As the spine reads, the genres are Pink, Indie, Hardcore and Metal, though some other forms surface.  I was hoping The Briefs would be more retro, though I loved the old color animated clip about emergency authoritative messages.  They have some Ska and Punk going worthy of the most hardcore bands around.  I also got a kick out of the way The Bronx put themselves into a montage of Horror/Sci-Fi B-movies that would have been right at home on Mystery Science Theater.  Mike Piscitelli directed and helped to create this one.

 

Communiqué’s Perfect Weapon reminded me of Blondie’s Atomic, but enough of its own song to still be interesting.  Heaven Shall Burn’s clip has some serious energy to it and some good editing, with flash freeze frames.

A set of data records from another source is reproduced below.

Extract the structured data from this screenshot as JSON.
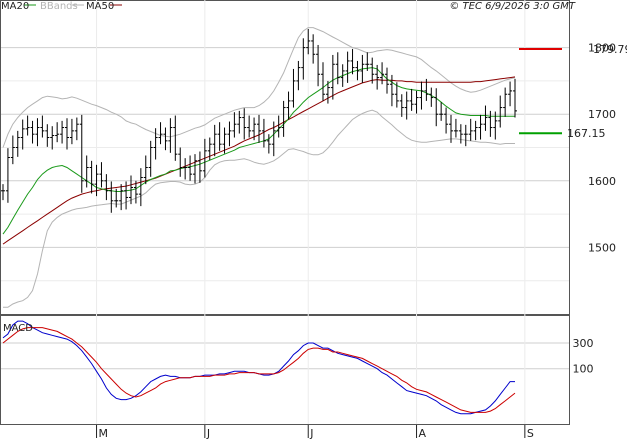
{
  "header": {
    "legend": [
      {
        "label": "MA20",
        "color": "#1a9a1a"
      },
      {
        "label": "BBands",
        "color": "#b4b4b4"
      },
      {
        "label": "MA50",
        "color": "#8b0000"
      }
    ],
    "copyright": "© TEC 6/9/2026 3:0 GMT"
  },
  "macd_label": "MACD",
  "chart_data": [
    {
      "type": "line",
      "subtype": "ohlc-bars",
      "title": "",
      "x_tick_labels": [
        "M",
        "J",
        "J",
        "A",
        "S"
      ],
      "x_tick_index": [
        19,
        41,
        62,
        84,
        106
      ],
      "y_tick_labels": [
        "1800",
        "1700",
        "1600",
        "1500"
      ],
      "y_tick_values": [
        180,
        170,
        160,
        150
      ],
      "ylim": [
        140,
        187
      ],
      "levels": [
        {
          "label": "179.79",
          "value": 179.79,
          "color": "#e00000"
        },
        {
          "label": "167.15",
          "value": 167.15,
          "color": "#00a000"
        }
      ],
      "close": [
        158.5,
        163.5,
        165.0,
        166.5,
        167.8,
        168.0,
        167.0,
        168.0,
        167.5,
        166.5,
        166.8,
        167.0,
        168.0,
        166.5,
        167.5,
        168.5,
        160.0,
        162.0,
        159.5,
        161.0,
        160.0,
        158.5,
        157.0,
        157.0,
        158.5,
        157.5,
        159.0,
        158.0,
        160.5,
        162.0,
        165.0,
        166.5,
        167.0,
        166.0,
        168.0,
        164.0,
        162.0,
        162.0,
        161.0,
        163.0,
        161.5,
        164.5,
        165.5,
        167.0,
        165.5,
        167.0,
        167.5,
        168.5,
        169.5,
        168.0,
        167.5,
        168.5,
        167.5,
        166.0,
        165.5,
        167.5,
        168.0,
        171.0,
        172.0,
        175.0,
        177.0,
        180.0,
        181.0,
        179.0,
        176.0,
        173.0,
        174.0,
        177.5,
        175.5,
        176.5,
        178.0,
        177.0,
        176.5,
        177.5,
        177.5,
        176.0,
        175.5,
        176.0,
        174.5,
        173.0,
        172.0,
        171.0,
        172.0,
        171.5,
        172.5,
        173.5,
        173.0,
        172.5,
        170.0,
        170.0,
        168.5,
        167.5,
        167.5,
        167.0,
        167.0,
        167.5,
        168.0,
        168.5,
        169.5,
        168.0,
        169.0,
        171.0,
        173.0,
        173.5,
        170.5
      ],
      "series": [
        {
          "name": "MA20",
          "color": "#1a9a1a",
          "values": [
            152,
            153,
            154.3,
            155.6,
            156.8,
            158,
            159,
            160.2,
            161,
            161.6,
            162,
            162.2,
            162.3,
            162,
            161.5,
            161,
            160.5,
            160,
            159.5,
            159,
            158.8,
            158.6,
            158.5,
            158.4,
            158.4,
            158.5,
            158.6,
            158.8,
            159.3,
            159.8,
            160.2,
            160.5,
            160.8,
            161,
            161.5,
            161.6,
            161.8,
            162,
            162.1,
            162.3,
            162.5,
            162.8,
            163.1,
            163.4,
            163.7,
            164,
            164.3,
            164.6,
            165,
            165.2,
            165.4,
            165.6,
            165.8,
            166,
            166.3,
            167,
            167.8,
            168.5,
            169.3,
            170.3,
            171,
            171.8,
            172.5,
            173,
            173.5,
            174,
            174.6,
            175.1,
            175.5,
            175.8,
            176.1,
            176.4,
            176.6,
            176.8,
            176.9,
            177,
            176.8,
            176,
            175.3,
            174.8,
            174.3,
            174,
            173.8,
            173.7,
            173.6,
            173.5,
            173.2,
            172.8,
            172.4,
            171.8,
            171.2,
            170.7,
            170.2,
            170,
            169.9,
            169.8,
            169.8,
            169.8,
            169.8,
            169.7,
            169.7,
            169.7,
            169.7,
            169.7,
            169.7
          ]
        },
        {
          "name": "BBands",
          "color": "#b4b4b4",
          "values": [],
          "upper": [
            165,
            167,
            168.5,
            169.5,
            170.3,
            171,
            171.5,
            172,
            172.5,
            172.7,
            172.6,
            172.5,
            172.3,
            172.4,
            172.6,
            172.4,
            172.1,
            171.8,
            171.5,
            171.3,
            171,
            170.7,
            170.3,
            170,
            169.6,
            169,
            168.7,
            168.5,
            168.1,
            167.7,
            167.4,
            167.1,
            166.8,
            166.7,
            166.6,
            166.8,
            167,
            167.3,
            167.6,
            167.9,
            168.1,
            168.4,
            168.9,
            169.4,
            169.7,
            170,
            170.3,
            170.6,
            170.8,
            171,
            171,
            171,
            171.3,
            171.8,
            172.5,
            173.5,
            174.8,
            176.2,
            178,
            179.8,
            181.5,
            182.5,
            183,
            183,
            182.7,
            182.4,
            182,
            181.6,
            181.2,
            180.8,
            180.4,
            180,
            179.8,
            179.5,
            179.2,
            179.3,
            179.5,
            179.6,
            179.7,
            179.6,
            179.4,
            179.2,
            179,
            178.8,
            178.6,
            178.2,
            177.6,
            177,
            176.5,
            175.9,
            175.3,
            174.7,
            174.2,
            173.8,
            173.5,
            173.3,
            173.4,
            173.6,
            173.9,
            174.2,
            174.5,
            174.8,
            175.1,
            175.3,
            175.5
          ],
          "lower": [
            141,
            141,
            141.5,
            141.8,
            142,
            142.5,
            143.5,
            146,
            149.5,
            152.5,
            153.8,
            154.5,
            155,
            155.3,
            155.6,
            155.8,
            155.9,
            156,
            156.2,
            156.3,
            156.4,
            156.5,
            156.6,
            156.5,
            156.5,
            156.8,
            157.1,
            157.4,
            157.7,
            158.2,
            158.9,
            159.5,
            159.7,
            159.8,
            159.9,
            159.9,
            159.8,
            159.5,
            159.4,
            159.5,
            159.8,
            160.5,
            161.6,
            162.4,
            162.8,
            163,
            163.1,
            163.1,
            163.2,
            163.3,
            163.1,
            162.8,
            162.6,
            162.5,
            162.7,
            163,
            163.5,
            164.1,
            164.7,
            164.8,
            164.6,
            164.4,
            164.1,
            163.9,
            163.9,
            164.2,
            164.9,
            165.8,
            166.8,
            167.6,
            168.4,
            169.2,
            169.7,
            170.1,
            170.4,
            170.6,
            170.3,
            169.6,
            169,
            168.4,
            167.7,
            167.1,
            166.5,
            166.1,
            165.9,
            165.8,
            165.8,
            165.9,
            166,
            166.1,
            166.2,
            166.3,
            166.3,
            166.2,
            166.1,
            166,
            165.9,
            165.8,
            165.8,
            165.7,
            165.6,
            165.5,
            165.6,
            165.6,
            165.6
          ]
        },
        {
          "name": "MA50",
          "color": "#8b0000",
          "values": [
            150.5,
            151,
            151.5,
            152,
            152.5,
            153,
            153.5,
            154,
            154.5,
            155,
            155.5,
            156,
            156.5,
            157,
            157.4,
            157.7,
            158,
            158.2,
            158.4,
            158.5,
            158.7,
            158.8,
            158.9,
            159,
            159.1,
            159.2,
            159.4,
            159.6,
            159.8,
            160,
            160.2,
            160.4,
            160.7,
            161,
            161.3,
            161.6,
            161.9,
            162.2,
            162.5,
            162.8,
            163.1,
            163.4,
            163.7,
            164,
            164.3,
            164.6,
            164.9,
            165.2,
            165.6,
            166,
            166.3,
            166.6,
            166.9,
            167.3,
            167.7,
            168,
            168.4,
            168.8,
            169.2,
            169.6,
            170,
            170.4,
            170.8,
            171.2,
            171.6,
            172,
            172.4,
            172.8,
            173.2,
            173.5,
            173.8,
            174.1,
            174.4,
            174.7,
            174.9,
            175.1,
            175.2,
            175.1,
            175.1,
            175.1,
            175,
            175,
            174.9,
            174.9,
            174.8,
            174.8,
            174.8,
            174.8,
            174.8,
            174.8,
            174.8,
            174.8,
            174.8,
            174.8,
            174.8,
            174.8,
            174.9,
            174.9,
            175,
            175.1,
            175.2,
            175.3,
            175.4,
            175.5,
            175.6
          ]
        }
      ]
    },
    {
      "type": "line",
      "title": "",
      "y_tick_labels": [
        "300",
        "100"
      ],
      "y_tick_values": [
        300,
        100
      ],
      "ylim": [
        -330,
        510
      ],
      "series": [
        {
          "name": "MACD",
          "color": "#0000cc",
          "values": [
            340,
            370,
            440,
            470,
            470,
            450,
            420,
            400,
            380,
            370,
            360,
            350,
            340,
            330,
            310,
            280,
            240,
            190,
            140,
            80,
            20,
            -50,
            -100,
            -130,
            -140,
            -140,
            -130,
            -110,
            -80,
            -40,
            0,
            20,
            40,
            50,
            40,
            40,
            30,
            30,
            30,
            40,
            40,
            50,
            50,
            50,
            60,
            60,
            70,
            80,
            80,
            80,
            70,
            70,
            60,
            50,
            50,
            60,
            80,
            120,
            160,
            210,
            240,
            280,
            300,
            300,
            280,
            260,
            260,
            240,
            220,
            210,
            200,
            190,
            180,
            160,
            140,
            120,
            100,
            70,
            50,
            20,
            -10,
            -40,
            -70,
            -80,
            -90,
            -100,
            -110,
            -130,
            -150,
            -180,
            -200,
            -220,
            -240,
            -250,
            -250,
            -250,
            -240,
            -230,
            -220,
            -190,
            -150,
            -100,
            -50,
            0,
            0
          ]
        },
        {
          "name": "Signal",
          "color": "#cc0000",
          "values": [
            300,
            330,
            360,
            390,
            410,
            420,
            420,
            420,
            420,
            410,
            400,
            390,
            370,
            350,
            330,
            300,
            270,
            230,
            190,
            150,
            100,
            60,
            20,
            -20,
            -60,
            -90,
            -110,
            -120,
            -110,
            -90,
            -70,
            -50,
            -20,
            0,
            10,
            20,
            30,
            30,
            30,
            40,
            40,
            40,
            40,
            50,
            50,
            50,
            60,
            60,
            70,
            70,
            70,
            70,
            60,
            60,
            60,
            60,
            70,
            90,
            120,
            150,
            180,
            220,
            250,
            260,
            260,
            250,
            250,
            230,
            230,
            220,
            210,
            200,
            190,
            180,
            160,
            140,
            120,
            100,
            80,
            60,
            40,
            10,
            -10,
            -40,
            -60,
            -70,
            -80,
            -100,
            -120,
            -140,
            -160,
            -180,
            -200,
            -220,
            -230,
            -240,
            -240,
            -240,
            -240,
            -230,
            -210,
            -180,
            -150,
            -120,
            -90
          ]
        }
      ]
    }
  ]
}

Marc Drywa directed that one.  Heath & Dave Lowbrow helmed a few clips here, but the one for A Wilhelm Scream that rounds out the disc is a good closer and their best work.  The zoom & freeze works for the live stage performance.

 

Going to the second disc, with a new Brian De Palma film of the same name due, the band The Black Dahlia Murder might get some unexpected publicity.  This live performance is not bad.  Freezing on frame that split in the middle because the editor is finding such in-between frames.  Director Jason Joseph comes up with one of the more interesting approaches to shooting a band live and the indoor location helps.  Engine Down’s Cover by Bradley Scott is also one of the better live performance clips with its open gazebo and smoother-if-still-opaque lighting approach.  Too bad the band broke up.  The Henry Fiat’s Open Sore clip from director Daniel Bjurgard Mans Adolfson is a hoot in its use of nothing but paper cut outs.  Justin Purser’ solution for a live performance of Horrorpops’ Miss Take is to pretend the audience is seeing them from a 3-D movie complete with the red/blue glasses!

 

I liked that.  Ryan Ricket’s X-Rayted for The Lot Six takes the band’s live performance and good song, then mixes their images with paper cut outs, but mixes both color and monochrome.  This is some fancy digital work, of course, but I liked it very much too.  Christian Winter’s Infrared for Strike Anywhere is one of the rare political clips aimed at the discomfort at the WTO starting with a Mussolini quote about what Fascism is.  It works very well and good for them!

 

The second disc ends with the best Punk number of them all, the Ian McFarland/Mark Higgins’ False Hope clips for The Unseen.  Needless to say the second set is stronger than the first, but the first is much bolder in its rawness, a quality many may prefer.  Most of these are bands-playing-instruments performances, but more interesting on average than anything you’ll see on an MTV-like outlet.

 

The various aspect ratios usually come down to 1.33 X 1 or 1.78 X 1 letterboxed widescreen without anamorphic enhancement, but a few scope-like 2.35 X 1s are also here.  The footage ranges from some film, to usually lower-definition video, but there are some visually creative entries.  Io do not know if I would count the ones that use feature film footage, though industrial films and stock footage seem to work better where applicable.  The Dolby Digital 2.0 Stereo is not bad in many cases, though some of the recordings are strident and a few have some Pro Logic surrounds.  You might want to experiment throughout.  There are no extras, but these are solid must-see sets worth your time.